Hi, this blog is for those of you who have knee pain and have stairs in your house which you have to negotiate on a daily basis. Here I am going to share a few tips which would help you to do this activity pain-free and safe.

Before we move on to the actionable let us look at what happens when we climb up

If the step is high we bend the hip and knee to 90 degrees and if low less than that.

With patellofemoral pain aka front of knee pain

The front of the thigh muscles or Quadriceps lengthen eccentrically and the back of the thigh muscles aka Hamstrings shorten. The calf muscles shorten to help bend the knee and place the foot on the step. All of these try to push the knee cap out of the groove in which it sits aka Patellar groove. To prevent this displacement the ligaments tighten and put pressure on the knee cap and the cartilage behind it causing pain and burning.

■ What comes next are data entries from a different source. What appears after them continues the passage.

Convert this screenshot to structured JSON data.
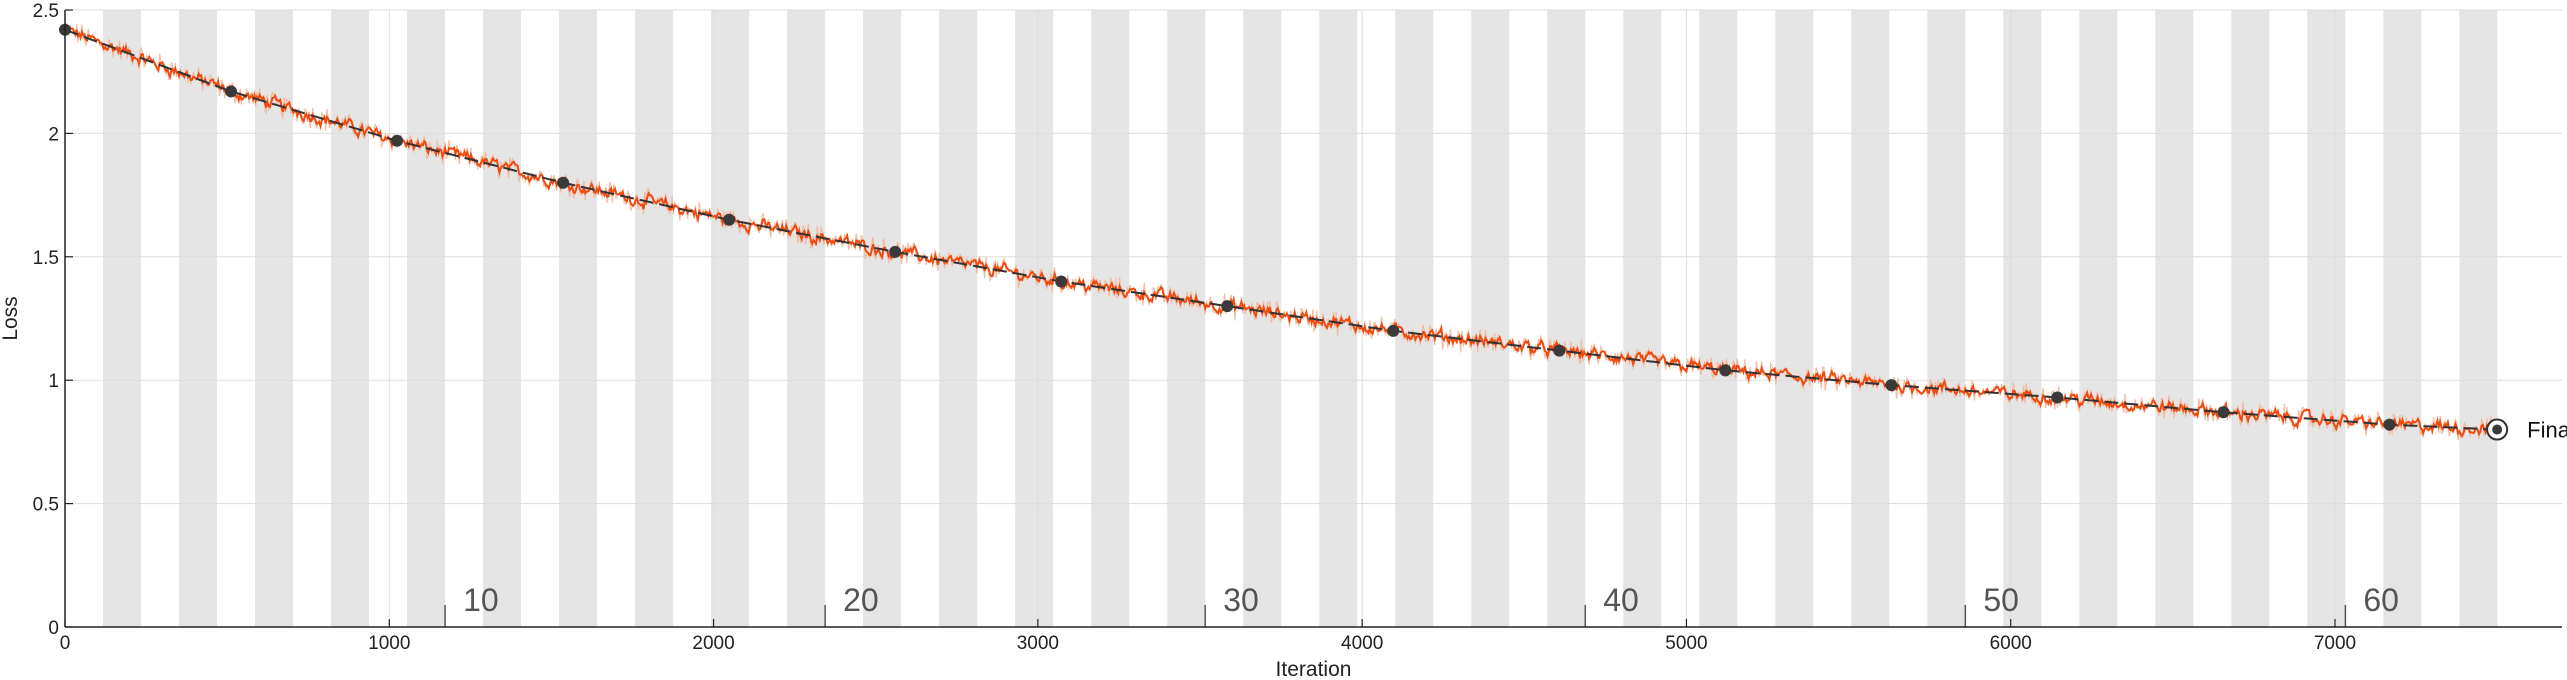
{
  "chart_data": {
    "type": "line",
    "xlabel": "Iteration",
    "ylabel": "Loss",
    "xlim": [
      0,
      7700
    ],
    "ylim": [
      0,
      2.5
    ],
    "x_ticks": [
      0,
      1000,
      2000,
      3000,
      4000,
      5000,
      6000,
      7000
    ],
    "y_ticks": [
      0,
      0.5,
      1,
      1.5,
      2,
      2.5
    ],
    "x_tick_labels": [
      "0",
      "1000",
      "2000",
      "3000",
      "4000",
      "5000",
      "6000",
      "7000"
    ],
    "y_tick_labels": [
      "0",
      "0.5",
      "1",
      "1.5",
      "2",
      "2.5"
    ],
    "grid": true,
    "epoch_length": 117.2,
    "epoch_bands_count": 64,
    "epoch_labels": [
      {
        "text": "10",
        "epoch": 10
      },
      {
        "text": "20",
        "epoch": 20
      },
      {
        "text": "30",
        "epoch": 30
      },
      {
        "text": "40",
        "epoch": 40
      },
      {
        "text": "50",
        "epoch": 50
      },
      {
        "text": "60",
        "epoch": 60
      }
    ],
    "markers": {
      "x": [
        0,
        512,
        1024,
        1536,
        2048,
        2560,
        3072,
        3584,
        4096,
        4608,
        5120,
        5632,
        6144,
        6656,
        7168
      ],
      "y": [
        2.42,
        2.17,
        1.97,
        1.8,
        1.65,
        1.52,
        1.4,
        1.3,
        1.2,
        1.12,
        1.04,
        0.98,
        0.93,
        0.87,
        0.82
      ]
    },
    "final_point": {
      "x": 7500,
      "y": 0.8
    },
    "final_label": "Final",
    "colors": {
      "raw": "#f2b79a",
      "smoothed": "#f04a0e",
      "trend": "#333333",
      "marker": "#3a3a3a",
      "band": "#e5e5e5",
      "grid": "#dddddd"
    }
  }
}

With medial osteoarthritis

In a normal joint both the lower bulb like ends of the thigh bone femur or medically known as femoral condyles glide and roll forward smoothly on table  top of the tibia or the shin bone. This bends the knee painlessly. In case of any degeneration or tear the gliding is uneven and painful. When such a knee is loaded more while climbing up it increases the pain.

Climbing down

Front of knee pain

The quads or the front of the thigh muscles shorten actively to straighten the knee to allow the foot to be placed on the step-down. The hamstrings and the calf lengthen. Both these force the knee cap into the groove loading the patella and its joint more. This makes climbing down more painful for those of us who have this kind of pain.

Inner knee pain

As the gliding is not smooth and there is instability there is pain with loading but much lesser than climbing up.

By now you have a brief understanding of what happens and why does it pain lets get to how to do it painfree

1.Always hinge or bend from the hips

Most of us unknowingly curl the spine and flatten the low back while climbing. Be mindful to bend the hips and keep the chest relaxed and down. Keep the weight on the heels.

2. Tighten the buttock muscles or the gluts

To engage the core and the gluts breathe out and gently pull the navel to the spine without rounding the back. Try to tighten the buttock on the side which is lower. Again there should not be any turning of your chest. As you alternate steps you will alternate the contractions

I hope these tips help you to climb pain-free.